As noted in an April 5 filing – included with the proposed order – to the commission from Irene Montelongo, director, Docket Management, the commission will consider the docket at an open meeting scheduled for April 27. Parties are to file corrections or exceptions to the proposed order by April 19, Montelongo said.

According to the proposed order, Rayburn last August filed the application to amend its CCN for the line between a planned substation to be built by Fannin County Electric Cooperative (Fannin) and a new tap point station located along Oncor Electric Delivery Company’s existing Valley-Paris switching station 138-kV transmission line.

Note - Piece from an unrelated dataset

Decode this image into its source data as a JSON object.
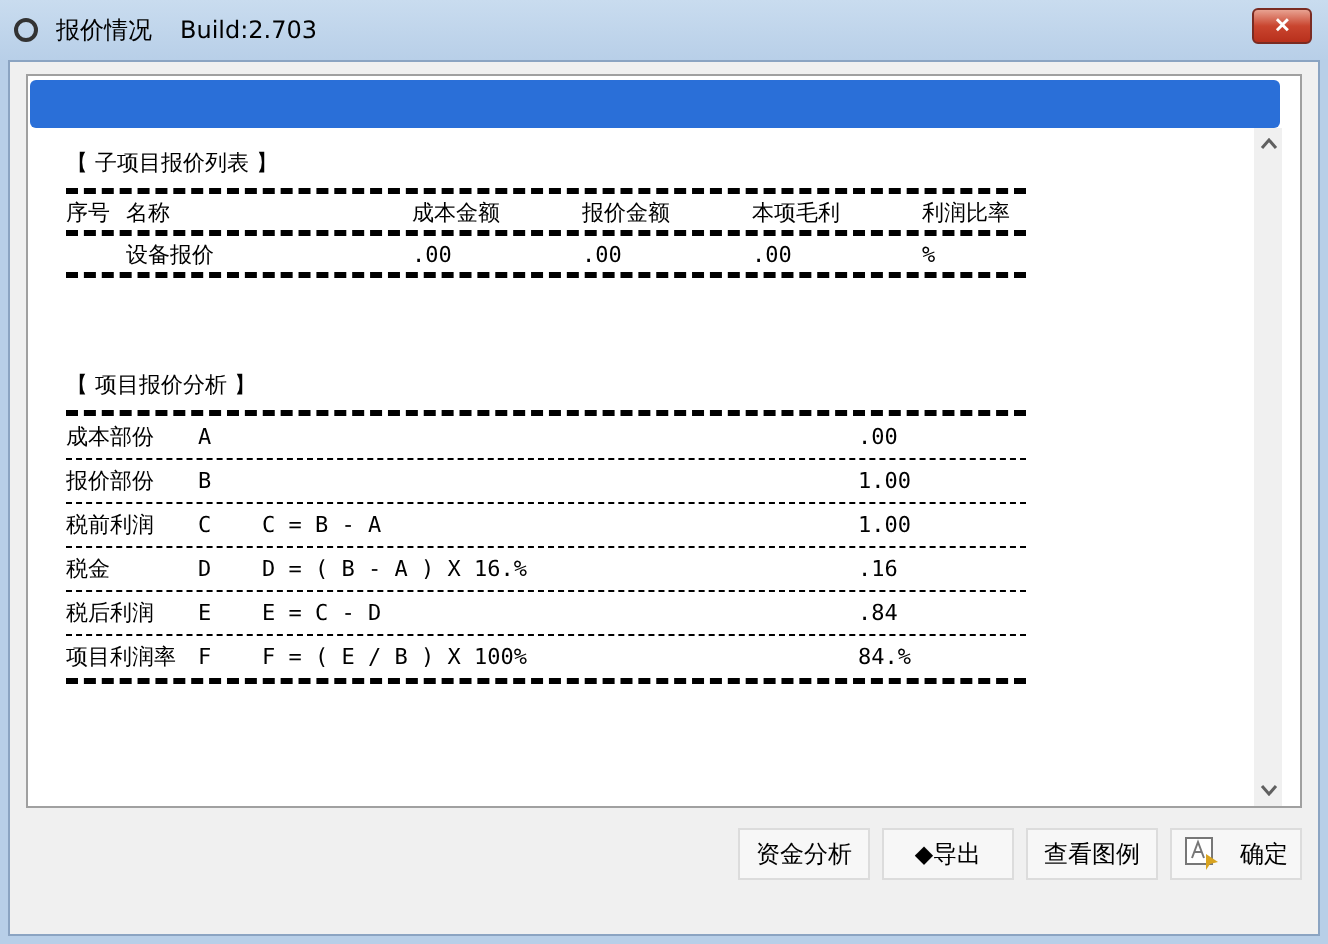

The project would supply wholesale power to a delivery point at the new Lower Bois d’Arc Creek Reservoir (LBCR) pump station substation to be built by Fannin, which would be used to serve the North Texas Municipal Water District’s (NTMWD) raw-water pumping station and related facilities associated with NTMWD’s proposed LBCR.

The proposed order added that the LBCR is needed to ensure NTMWD has an additional reliable supply of water to meet its near-term needs through 2025, including during drought and other reduced-availability conditions and to provide for a portion of its projected long-term water needs through 2060.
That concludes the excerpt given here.